Bored Panda
- Image of the Bored Panda homepage in April 2024
- Format: Online
- Founder: Tomas Banišauskas
- Founded: 2009
- Country: Lithuania
- Website: boredpanda.com

= Bored Panda =

Lithuanian website

Bored Panda is a Lithuanian website that publishes articles about "entertaining and amusing news". The majority of its articles are repackaged user-generated content from social media platforms such as Reddit, Instagram and Twitter. It was founded in 2009 by Tomas Banišauskas, who was then a business administration student at Vilnius University.

As of November 2017, the site had 41 employees. It makes most of its revenue from the advertisements on the site. LRT has described Bored Panda as a "Lithuanian success story".

== History ==
Bored Panda was founded in 2009 by Tomas Banišauskas, a Vilnius University student studying business administration. According to Banišauskas, there was a "serious offer" to buy the company from a businessperson listed on the "Forbes' 100 rich list".
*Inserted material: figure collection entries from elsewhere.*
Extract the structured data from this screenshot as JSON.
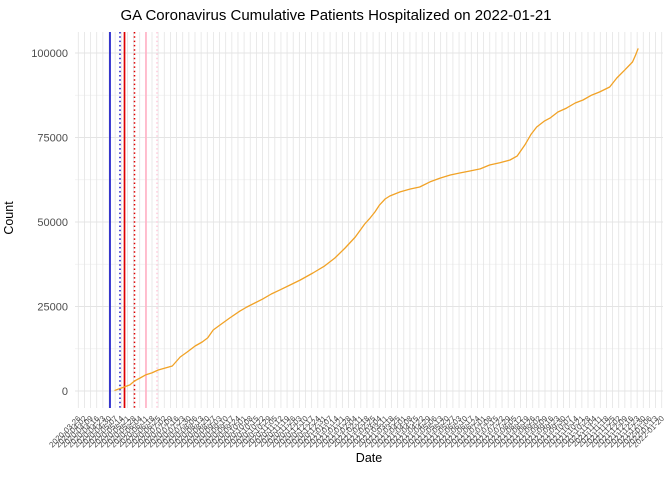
{
  "title": "GA Coronavirus Cumulative Patients Hospitalized on 2022-01-21",
  "chart_data": {
    "type": "line",
    "title": "GA Coronavirus Cumulative Patients Hospitalized on 2022-01-21",
    "xlabel": "Date",
    "ylabel": "Count",
    "ylim": [
      0,
      106000
    ],
    "yticks": [
      0,
      25000,
      50000,
      75000,
      100000
    ],
    "yticks_minor": [
      12500,
      37500,
      62500,
      87500
    ],
    "grid": true,
    "legend": "none",
    "colors": {
      "line": "#F1A226",
      "grid": "#E4E4E4",
      "grid_minor": "#EFEFEF",
      "tick_text": "#4D4D4D",
      "title_text": "#000000",
      "vline_blue": "#1B1BC8",
      "vline_red": "#DD0000",
      "vline_pink": "#FFB3C6",
      "vline_pink_light": "#FFC9DA"
    },
    "vlines": [
      {
        "style": "solid",
        "color": "#1B1BC8",
        "x_frac": 0.0595
      },
      {
        "style": "dotted",
        "color": "#1B1BC8",
        "x_frac": 0.0765
      },
      {
        "style": "solid",
        "color": "#DD0000",
        "x_frac": 0.0842
      },
      {
        "style": "dotted",
        "color": "#DD0000",
        "x_frac": 0.1012
      },
      {
        "style": "solid",
        "color": "#FFB3C6",
        "x_frac": 0.1207
      },
      {
        "style": "dotted",
        "color": "#FFC9DA",
        "x_frac": 0.1395
      }
    ],
    "x_tick_labels": [
      "2020-03-26",
      "2020-04-02",
      "2020-04-09",
      "2020-04-16",
      "2020-04-23",
      "2020-04-30",
      "2020-05-07",
      "2020-05-14",
      "2020-05-21",
      "2020-05-28",
      "2020-06-04",
      "2020-06-11",
      "2020-06-18",
      "2020-06-25",
      "2020-07-02",
      "2020-07-09",
      "2020-07-16",
      "2020-07-23",
      "2020-07-30",
      "2020-08-06",
      "2020-08-13",
      "2020-08-20",
      "2020-08-27",
      "2020-09-03",
      "2020-09-10",
      "2020-09-17",
      "2020-09-24",
      "2020-10-01",
      "2020-10-08",
      "2020-10-15",
      "2020-10-22",
      "2020-10-29",
      "2020-11-05",
      "2020-11-12",
      "2020-11-19",
      "2020-11-26",
      "2020-12-03",
      "2020-12-10",
      "2020-12-17",
      "2020-12-24",
      "2020-12-31",
      "2021-01-07",
      "2021-01-14",
      "2021-01-21",
      "2021-01-28",
      "2021-02-04",
      "2021-02-11",
      "2021-02-18",
      "2021-02-25",
      "2021-03-04",
      "2021-03-11",
      "2021-03-18",
      "2021-03-25",
      "2021-04-01",
      "2021-04-08",
      "2021-04-15",
      "2021-04-22",
      "2021-04-29",
      "2021-05-06",
      "2021-05-13",
      "2021-05-20",
      "2021-05-27",
      "2021-06-03",
      "2021-06-10",
      "2021-06-17",
      "2021-06-24",
      "2021-07-01",
      "2021-07-08",
      "2021-07-15",
      "2021-07-22",
      "2021-07-29",
      "2021-08-05",
      "2021-08-12",
      "2021-08-19",
      "2021-08-26",
      "2021-09-02",
      "2021-09-09",
      "2021-09-16",
      "2021-09-23",
      "2021-09-30",
      "2021-10-07",
      "2021-10-14",
      "2021-10-21",
      "2021-10-28",
      "2021-11-04",
      "2021-11-11",
      "2021-11-18",
      "2021-11-25",
      "2021-12-02",
      "2021-12-09",
      "2021-12-16",
      "2021-12-23",
      "2021-12-30",
      "2022-01-06",
      "2022-01-13",
      "2022-01-20"
    ],
    "series": [
      {
        "name": "cumulative-patients-hospitalized",
        "color": "#F1A226",
        "points": [
          [
            "2020-03-26",
            200
          ],
          [
            "2020-04-01",
            700
          ],
          [
            "2020-04-08",
            1300
          ],
          [
            "2020-04-14",
            1800
          ],
          [
            "2020-04-20",
            3000
          ],
          [
            "2020-04-27",
            3850
          ],
          [
            "2020-05-04",
            4750
          ],
          [
            "2020-05-12",
            5350
          ],
          [
            "2020-05-20",
            6200
          ],
          [
            "2020-05-29",
            6800
          ],
          [
            "2020-06-07",
            7400
          ],
          [
            "2020-06-17",
            10050
          ],
          [
            "2020-06-26",
            11550
          ],
          [
            "2020-07-06",
            13300
          ],
          [
            "2020-07-15",
            14500
          ],
          [
            "2020-07-22",
            15700
          ],
          [
            "2020-07-29",
            18050
          ],
          [
            "2020-08-07",
            19550
          ],
          [
            "2020-08-19",
            21600
          ],
          [
            "2020-09-01",
            23650
          ],
          [
            "2020-09-10",
            24850
          ],
          [
            "2020-09-20",
            26050
          ],
          [
            "2020-09-30",
            27200
          ],
          [
            "2020-10-11",
            28700
          ],
          [
            "2020-10-22",
            29900
          ],
          [
            "2020-11-04",
            31350
          ],
          [
            "2020-11-17",
            32850
          ],
          [
            "2020-12-03",
            34900
          ],
          [
            "2020-12-18",
            37000
          ],
          [
            "2020-12-31",
            39350
          ],
          [
            "2021-01-13",
            42300
          ],
          [
            "2021-01-26",
            45550
          ],
          [
            "2021-02-07",
            49400
          ],
          [
            "2021-02-14",
            51200
          ],
          [
            "2021-02-20",
            52950
          ],
          [
            "2021-02-26",
            55050
          ],
          [
            "2021-03-05",
            56800
          ],
          [
            "2021-03-11",
            57700
          ],
          [
            "2021-03-24",
            58900
          ],
          [
            "2021-04-06",
            59750
          ],
          [
            "2021-04-18",
            60350
          ],
          [
            "2021-05-01",
            61850
          ],
          [
            "2021-05-14",
            63000
          ],
          [
            "2021-05-27",
            63900
          ],
          [
            "2021-06-08",
            64500
          ],
          [
            "2021-06-21",
            65100
          ],
          [
            "2021-07-04",
            65700
          ],
          [
            "2021-07-16",
            66850
          ],
          [
            "2021-07-29",
            67500
          ],
          [
            "2021-08-11",
            68350
          ],
          [
            "2021-08-20",
            69500
          ],
          [
            "2021-08-30",
            72800
          ],
          [
            "2021-09-07",
            76000
          ],
          [
            "2021-09-14",
            78100
          ],
          [
            "2021-09-24",
            79900
          ],
          [
            "2021-10-01",
            80750
          ],
          [
            "2021-10-11",
            82550
          ],
          [
            "2021-10-22",
            83700
          ],
          [
            "2021-11-02",
            85200
          ],
          [
            "2021-11-12",
            86100
          ],
          [
            "2021-11-23",
            87550
          ],
          [
            "2021-12-03",
            88450
          ],
          [
            "2021-12-16",
            89950
          ],
          [
            "2021-12-25",
            92600
          ],
          [
            "2022-01-04",
            94950
          ],
          [
            "2022-01-14",
            97350
          ],
          [
            "2022-01-18",
            99400
          ],
          [
            "2022-01-21",
            101200
          ]
        ]
      }
    ]
  }
}
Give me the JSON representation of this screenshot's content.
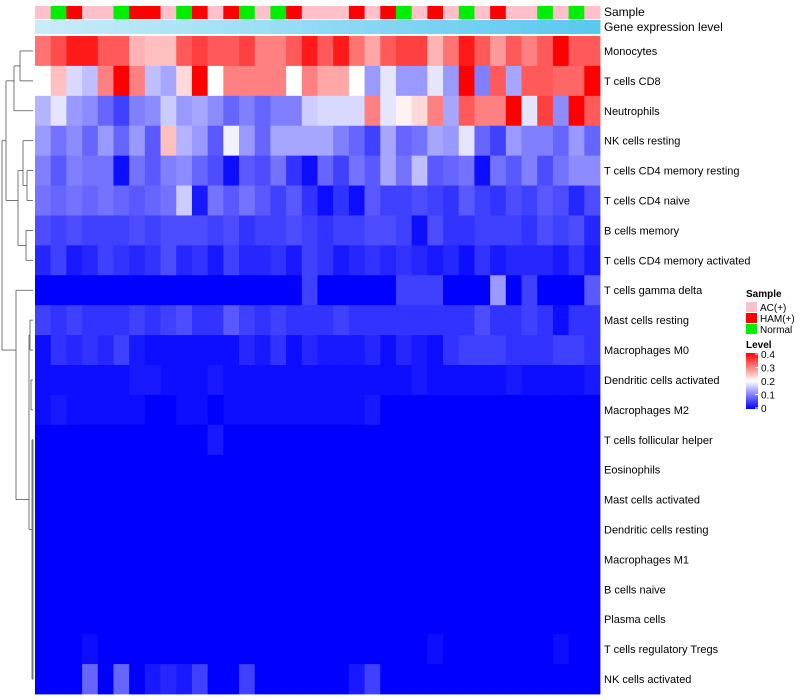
{
  "chart_data": {
    "type": "heatmap",
    "title": "",
    "annotation_rows": {
      "sample_label": "Sample",
      "expression_label": "Gene expression level"
    },
    "sample_groups": [
      "AC(+)",
      "HAM(+)",
      "Normal"
    ],
    "sample_group_colors": {
      "AC(+)": "#ffc0cb",
      "HAM(+)": "#ff0000",
      "Normal": "#00ee00"
    },
    "samples": [
      "AC(+)",
      "Normal",
      "HAM(+)",
      "AC(+)",
      "AC(+)",
      "Normal",
      "HAM(+)",
      "HAM(+)",
      "AC(+)",
      "Normal",
      "HAM(+)",
      "AC(+)",
      "HAM(+)",
      "Normal",
      "AC(+)",
      "Normal",
      "HAM(+)",
      "AC(+)",
      "AC(+)",
      "AC(+)",
      "HAM(+)",
      "AC(+)",
      "HAM(+)",
      "Normal",
      "AC(+)",
      "HAM(+)",
      "AC(+)",
      "Normal",
      "AC(+)",
      "HAM(+)",
      "AC(+)",
      "AC(+)",
      "Normal",
      "AC(+)",
      "Normal",
      "AC(+)"
    ],
    "expression_bar_colors": [
      "#c8ecf8",
      "#5bc8ef"
    ],
    "rows": [
      "Monocytes",
      "T cells CD8",
      "Neutrophils",
      "NK cells resting",
      "T cells CD4 memory resting",
      "T cells CD4 naive",
      "B cells memory",
      "T cells CD4 memory activated",
      "T cells gamma delta",
      "Mast cells resting",
      "Macrophages M0",
      "Dendritic cells activated",
      "Macrophages M2",
      "T cells follicular helper",
      "Eosinophils",
      "Mast cells activated",
      "Dendritic cells resting",
      "Macrophages M1",
      "B cells naive",
      "Plasma cells",
      "T cells regulatory  Tregs",
      "NK cells activated"
    ],
    "values": [
      [
        0.31,
        0.34,
        0.38,
        0.38,
        0.33,
        0.33,
        0.26,
        0.25,
        0.25,
        0.33,
        0.35,
        0.33,
        0.33,
        0.35,
        0.3,
        0.3,
        0.33,
        0.38,
        0.33,
        0.38,
        0.31,
        0.27,
        0.33,
        0.35,
        0.35,
        0.26,
        0.31,
        0.38,
        0.33,
        0.28,
        0.33,
        0.3,
        0.33,
        0.4,
        0.33,
        0.33
      ],
      [
        0.2,
        0.25,
        0.17,
        0.15,
        0.3,
        0.4,
        0.3,
        0.15,
        0.13,
        0.23,
        0.4,
        0.2,
        0.3,
        0.3,
        0.3,
        0.3,
        0.2,
        0.3,
        0.27,
        0.27,
        0.2,
        0.12,
        0.18,
        0.12,
        0.12,
        0.18,
        0.12,
        0.4,
        0.1,
        0.33,
        0.13,
        0.33,
        0.33,
        0.32,
        0.32,
        0.4
      ],
      [
        0.14,
        0.18,
        0.12,
        0.11,
        0.08,
        0.05,
        0.1,
        0.11,
        0.16,
        0.12,
        0.13,
        0.11,
        0.08,
        0.1,
        0.08,
        0.1,
        0.1,
        0.16,
        0.17,
        0.17,
        0.17,
        0.3,
        0.18,
        0.21,
        0.23,
        0.3,
        0.13,
        0.33,
        0.3,
        0.3,
        0.4,
        0.18,
        0.35,
        0.11,
        0.4,
        0.33
      ],
      [
        0.12,
        0.09,
        0.11,
        0.08,
        0.12,
        0.08,
        0.12,
        0.07,
        0.25,
        0.14,
        0.12,
        0.07,
        0.19,
        0.12,
        0.08,
        0.13,
        0.13,
        0.13,
        0.13,
        0.1,
        0.08,
        0.05,
        0.13,
        0.08,
        0.09,
        0.13,
        0.12,
        0.18,
        0.08,
        0.05,
        0.12,
        0.1,
        0.1,
        0.08,
        0.12,
        0.08
      ],
      [
        0.1,
        0.07,
        0.1,
        0.09,
        0.09,
        0.01,
        0.09,
        0.07,
        0.1,
        0.11,
        0.08,
        0.06,
        0.01,
        0.07,
        0.06,
        0.09,
        0.04,
        0.01,
        0.08,
        0.05,
        0.09,
        0.07,
        0.13,
        0.09,
        0.15,
        0.07,
        0.08,
        0.09,
        0.01,
        0.09,
        0.07,
        0.1,
        0.06,
        0.09,
        0.11,
        0.11
      ],
      [
        0.09,
        0.08,
        0.09,
        0.08,
        0.09,
        0.08,
        0.07,
        0.08,
        0.09,
        0.16,
        0.02,
        0.09,
        0.07,
        0.09,
        0.07,
        0.05,
        0.07,
        0.04,
        0.01,
        0.04,
        0.01,
        0.07,
        0.05,
        0.05,
        0.06,
        0.05,
        0.04,
        0.07,
        0.05,
        0.04,
        0.06,
        0.05,
        0.07,
        0.06,
        0.03,
        0.06
      ],
      [
        0.06,
        0.05,
        0.06,
        0.05,
        0.05,
        0.05,
        0.06,
        0.05,
        0.06,
        0.06,
        0.06,
        0.05,
        0.06,
        0.04,
        0.05,
        0.05,
        0.06,
        0.05,
        0.04,
        0.05,
        0.05,
        0.06,
        0.06,
        0.05,
        0.01,
        0.06,
        0.04,
        0.04,
        0.05,
        0.05,
        0.05,
        0.04,
        0.06,
        0.05,
        0.06,
        0.03
      ],
      [
        0.03,
        0.05,
        0.02,
        0.03,
        0.05,
        0.04,
        0.03,
        0.04,
        0.06,
        0.03,
        0.04,
        0.02,
        0.05,
        0.03,
        0.03,
        0.04,
        0.02,
        0.05,
        0.04,
        0.02,
        0.03,
        0.04,
        0.03,
        0.04,
        0.03,
        0.02,
        0.03,
        0.01,
        0.04,
        0.02,
        0.03,
        0.03,
        0.03,
        0.02,
        0.04,
        0.02
      ],
      [
        0.0,
        0.0,
        0.0,
        0.0,
        0.0,
        0.0,
        0.0,
        0.0,
        0.0,
        0.0,
        0.0,
        0.0,
        0.0,
        0.0,
        0.0,
        0.0,
        0.0,
        0.05,
        0.0,
        0.0,
        0.0,
        0.0,
        0.0,
        0.05,
        0.05,
        0.05,
        0.0,
        0.0,
        0.0,
        0.12,
        0.0,
        0.05,
        0.0,
        0.0,
        0.0,
        0.07
      ],
      [
        0.05,
        0.04,
        0.05,
        0.04,
        0.04,
        0.04,
        0.05,
        0.04,
        0.05,
        0.06,
        0.04,
        0.04,
        0.07,
        0.05,
        0.04,
        0.05,
        0.04,
        0.04,
        0.04,
        0.05,
        0.04,
        0.04,
        0.04,
        0.04,
        0.04,
        0.04,
        0.04,
        0.04,
        0.06,
        0.04,
        0.04,
        0.05,
        0.04,
        0.01,
        0.04,
        0.04
      ],
      [
        0.01,
        0.04,
        0.03,
        0.04,
        0.03,
        0.05,
        0.02,
        0.01,
        0.01,
        0.01,
        0.01,
        0.01,
        0.01,
        0.03,
        0.02,
        0.04,
        0.01,
        0.03,
        0.02,
        0.02,
        0.02,
        0.03,
        0.01,
        0.03,
        0.02,
        0.01,
        0.04,
        0.05,
        0.05,
        0.05,
        0.04,
        0.04,
        0.04,
        0.05,
        0.05,
        0.04
      ],
      [
        0.01,
        0.01,
        0.01,
        0.01,
        0.01,
        0.01,
        0.02,
        0.02,
        0.01,
        0.01,
        0.01,
        0.02,
        0.01,
        0.01,
        0.01,
        0.01,
        0.01,
        0.01,
        0.01,
        0.01,
        0.01,
        0.01,
        0.01,
        0.01,
        0.02,
        0.01,
        0.01,
        0.01,
        0.01,
        0.01,
        0.02,
        0.01,
        0.01,
        0.01,
        0.01,
        0.02
      ],
      [
        0.01,
        0.02,
        0.01,
        0.01,
        0.01,
        0.01,
        0.01,
        0.0,
        0.0,
        0.01,
        0.01,
        0.0,
        0.01,
        0.01,
        0.01,
        0.01,
        0.01,
        0.01,
        0.01,
        0.01,
        0.01,
        0.02,
        0.0,
        0.0,
        0.0,
        0.0,
        0.0,
        0.0,
        0.0,
        0.0,
        0.0,
        0.0,
        0.0,
        0.0,
        0.0,
        0.0
      ],
      [
        0.0,
        0.0,
        0.0,
        0.0,
        0.0,
        0.0,
        0.0,
        0.0,
        0.0,
        0.0,
        0.0,
        0.02,
        0.0,
        0.0,
        0.0,
        0.0,
        0.0,
        0.0,
        0.0,
        0.0,
        0.0,
        0.0,
        0.0,
        0.0,
        0.0,
        0.0,
        0.0,
        0.0,
        0.0,
        0.0,
        0.0,
        0.0,
        0.0,
        0.0,
        0.0,
        0.0
      ],
      [
        0,
        0,
        0,
        0,
        0,
        0,
        0,
        0,
        0,
        0,
        0,
        0,
        0,
        0,
        0,
        0,
        0,
        0,
        0,
        0,
        0,
        0,
        0,
        0,
        0,
        0,
        0,
        0,
        0,
        0,
        0,
        0,
        0,
        0,
        0,
        0
      ],
      [
        0,
        0,
        0,
        0,
        0,
        0,
        0,
        0,
        0,
        0,
        0,
        0,
        0,
        0,
        0,
        0,
        0,
        0,
        0,
        0,
        0,
        0,
        0,
        0,
        0,
        0,
        0,
        0,
        0,
        0,
        0,
        0,
        0,
        0,
        0,
        0
      ],
      [
        0,
        0,
        0,
        0,
        0,
        0,
        0,
        0,
        0,
        0,
        0,
        0,
        0,
        0,
        0,
        0,
        0,
        0,
        0,
        0,
        0,
        0,
        0,
        0,
        0,
        0,
        0,
        0,
        0,
        0,
        0,
        0,
        0,
        0,
        0,
        0
      ],
      [
        0,
        0,
        0,
        0,
        0,
        0,
        0,
        0,
        0,
        0,
        0,
        0,
        0,
        0,
        0,
        0,
        0,
        0,
        0,
        0,
        0,
        0,
        0,
        0,
        0,
        0,
        0,
        0,
        0,
        0,
        0,
        0,
        0,
        0,
        0,
        0
      ],
      [
        0,
        0,
        0,
        0,
        0,
        0,
        0,
        0,
        0,
        0,
        0,
        0,
        0,
        0,
        0,
        0,
        0,
        0,
        0,
        0,
        0,
        0,
        0,
        0,
        0,
        0,
        0,
        0,
        0,
        0,
        0,
        0,
        0,
        0,
        0,
        0
      ],
      [
        0,
        0,
        0,
        0,
        0,
        0,
        0,
        0,
        0,
        0,
        0,
        0,
        0,
        0,
        0,
        0,
        0,
        0,
        0,
        0,
        0,
        0,
        0,
        0,
        0,
        0,
        0,
        0,
        0,
        0,
        0,
        0,
        0,
        0,
        0,
        0
      ],
      [
        0.0,
        0.0,
        0.0,
        0.01,
        0.0,
        0.0,
        0.0,
        0.0,
        0.0,
        0.0,
        0.0,
        0.0,
        0.0,
        0.0,
        0.0,
        0.0,
        0.0,
        0.0,
        0.0,
        0.0,
        0.0,
        0.0,
        0.0,
        0.0,
        0.0,
        0.01,
        0.0,
        0.0,
        0.0,
        0.0,
        0.0,
        0.0,
        0.0,
        0.01,
        0.0,
        0.0
      ],
      [
        0.0,
        0.0,
        0.0,
        0.08,
        0.0,
        0.08,
        0.0,
        0.02,
        0.03,
        0.02,
        0.05,
        0.0,
        0.0,
        0.05,
        0.0,
        0.0,
        0.0,
        0.0,
        0.0,
        0.0,
        0.02,
        0.05,
        0.0,
        0.0,
        0.0,
        0.0,
        0.0,
        0.0,
        0.0,
        0.0,
        0.0,
        0.0,
        0.0,
        0.0,
        0.0,
        0.0
      ]
    ],
    "color_scale": {
      "min": 0,
      "max": 0.4,
      "low": "#0000ff",
      "mid": "#ffffff",
      "high": "#ff0000",
      "midpoint": 0.2
    },
    "legend": {
      "sample_title": "Sample",
      "level_title": "Level",
      "level_ticks": [
        "0.4",
        "0.3",
        "0.2",
        "0.1",
        "0"
      ],
      "placement": "right"
    }
  }
}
==Copied content and criticism==
Bored Panda functions primarily as a content aggregator, sourcing a significant portion of its viral material by repurposing popular posts from social media platforms such as Reddit. The site typically compiles these user-generated threads, images, and stories into listicles, often framing them with its own commentary or context. While this strategy allows the platform to rapidly curate trending topics and maximise reach, it frequently draws criticism from original creators and online communities who argue that the site often fails to provide adequate attribution or obtain explicit permission before commercialising content that was originally intended for community discussion.

== Popularity ==
According to NewsWhip, Bored Panda's Facebook page received over 30 million likes, shares, comments, and reactions in October 2017, more than any other English-language news website that month. Bored Panda also reported that it was viewed by 116 million unique visitors that month.

In November 2017, Wired reported that the site had flourished despite Facebook cracking down on attention-grabbing clickbait headlines, a change that had made controversial political news much more successful on the platform. Banišauskas attributes the success of his site to his belief the site publishes a small number of higher-quality articles and avoids clickbait headlines.

== Reception ==
Wired contributor Evan Griffith described Bored Panda as "...a throwback to when the Internet was less an addictive, stress-inducing reflection of the ugliness of modern life, and more a place to kill time when we were bored."